で,前にも紹介した上田さんという方は,澤さんの教え子。

澤つながりは多い。

桃李成蹊だ。

澤さんの巻頭言がとてもいいから,つまみ食い的になるが,紹介したい。

 

「同志会の実践の根本は、普遍です。できない子、困っている子を放っておかない、仲間を放っておく子を育てない。『みんなでわかって、みんなで上手くなっていく』」。

 

僕は,体育同志会は,正統的な左翼組織だと思う。

正統的というのは,勝手にいっているだけだが。

立命の経済学部に松尾匡先生という方がおられる。

おおっ,滋賀県だ。

その人が,『新しい左翼入門』(講談社新書)のなかで,次のようにいう。

 

「世の中に横に線を入れて,下に味方をする人を左翼という」(引用ではない)。

もう少しいえば,そうやって抑圧されている下のために,上との闘いを辞さない人。

闘うか闘わないかは,ちょっと置いておくが,「誰もが」「すべての子どもに」「ともに」というのは,結局「できない子、困っている子を放っておかない、仲間を放っておく子を育てない」ということなのだ。

 

ちなみに,松尾さんによれば,上に味方する人を右翼というわけではない(かなりかぶると思うが)。

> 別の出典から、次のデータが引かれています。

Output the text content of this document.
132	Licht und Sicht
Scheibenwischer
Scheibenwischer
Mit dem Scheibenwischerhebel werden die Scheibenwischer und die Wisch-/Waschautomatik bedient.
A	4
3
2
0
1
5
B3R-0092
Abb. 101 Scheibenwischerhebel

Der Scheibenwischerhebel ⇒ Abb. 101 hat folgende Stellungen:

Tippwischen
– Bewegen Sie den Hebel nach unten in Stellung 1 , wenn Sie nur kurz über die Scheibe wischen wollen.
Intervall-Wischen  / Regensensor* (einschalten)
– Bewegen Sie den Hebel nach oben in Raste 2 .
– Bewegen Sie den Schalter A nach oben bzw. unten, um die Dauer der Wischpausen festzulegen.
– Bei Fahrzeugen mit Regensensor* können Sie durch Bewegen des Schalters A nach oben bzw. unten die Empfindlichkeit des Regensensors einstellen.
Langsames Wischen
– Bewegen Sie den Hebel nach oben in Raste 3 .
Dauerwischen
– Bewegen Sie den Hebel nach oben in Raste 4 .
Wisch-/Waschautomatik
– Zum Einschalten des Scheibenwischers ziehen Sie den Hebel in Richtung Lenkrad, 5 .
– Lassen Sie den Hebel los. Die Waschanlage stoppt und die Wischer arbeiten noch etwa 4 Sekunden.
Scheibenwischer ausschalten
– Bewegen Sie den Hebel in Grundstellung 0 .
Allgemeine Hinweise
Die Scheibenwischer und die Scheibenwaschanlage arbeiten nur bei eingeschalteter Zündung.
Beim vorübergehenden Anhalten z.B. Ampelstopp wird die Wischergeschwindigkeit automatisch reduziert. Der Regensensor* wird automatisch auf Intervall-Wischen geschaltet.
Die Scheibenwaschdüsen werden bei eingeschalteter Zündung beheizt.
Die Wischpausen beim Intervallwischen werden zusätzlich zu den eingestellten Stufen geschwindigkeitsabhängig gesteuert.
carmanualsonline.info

右翼とは,世の中に縦に線を入れて,内と外にわけて,内向きな人を右翼というそうだ。

だから,右翼と左翼は非対称である。

 

戻ろう。

澤さんはいう。

「自分の良心を守り生きていくためにしなければならないこと。

『志を同じくする仲間とともに生きること』『勉強すること』『常に今自分はこれでよいのかと自問自答すること』この3つを心がけてこの1年も過ごしてきました。

どれだけしんどくても、この3つを手放したら、私は、教師でなくなるとさえ今思っています」。

 

「アホになるな、アホにさせられるな。

諦めたら負けや。

賢くなろう、みんなで賢くなろう。

そして強かに子どもや保護者の夢を、未来を守ってあげられる先生になろう。

そのために、なあみんな、同志会に来い。

どんなにしんどくても例会に来い。

みんなでスクラム組んでその手を離すな。

真理と本当の正義、本当の優しさは必ず俺たちのスクラムの中にあるはずだ。」

 

こういうことが書ける先生だからこそ,子どもだけではなく,教師たちも勉強しようと思うのだろう。

 

別の記事のことを書こうと思っていましたが,「滋賀支部というのは」から書き始めたら,そのまま巻頭言の話になりました。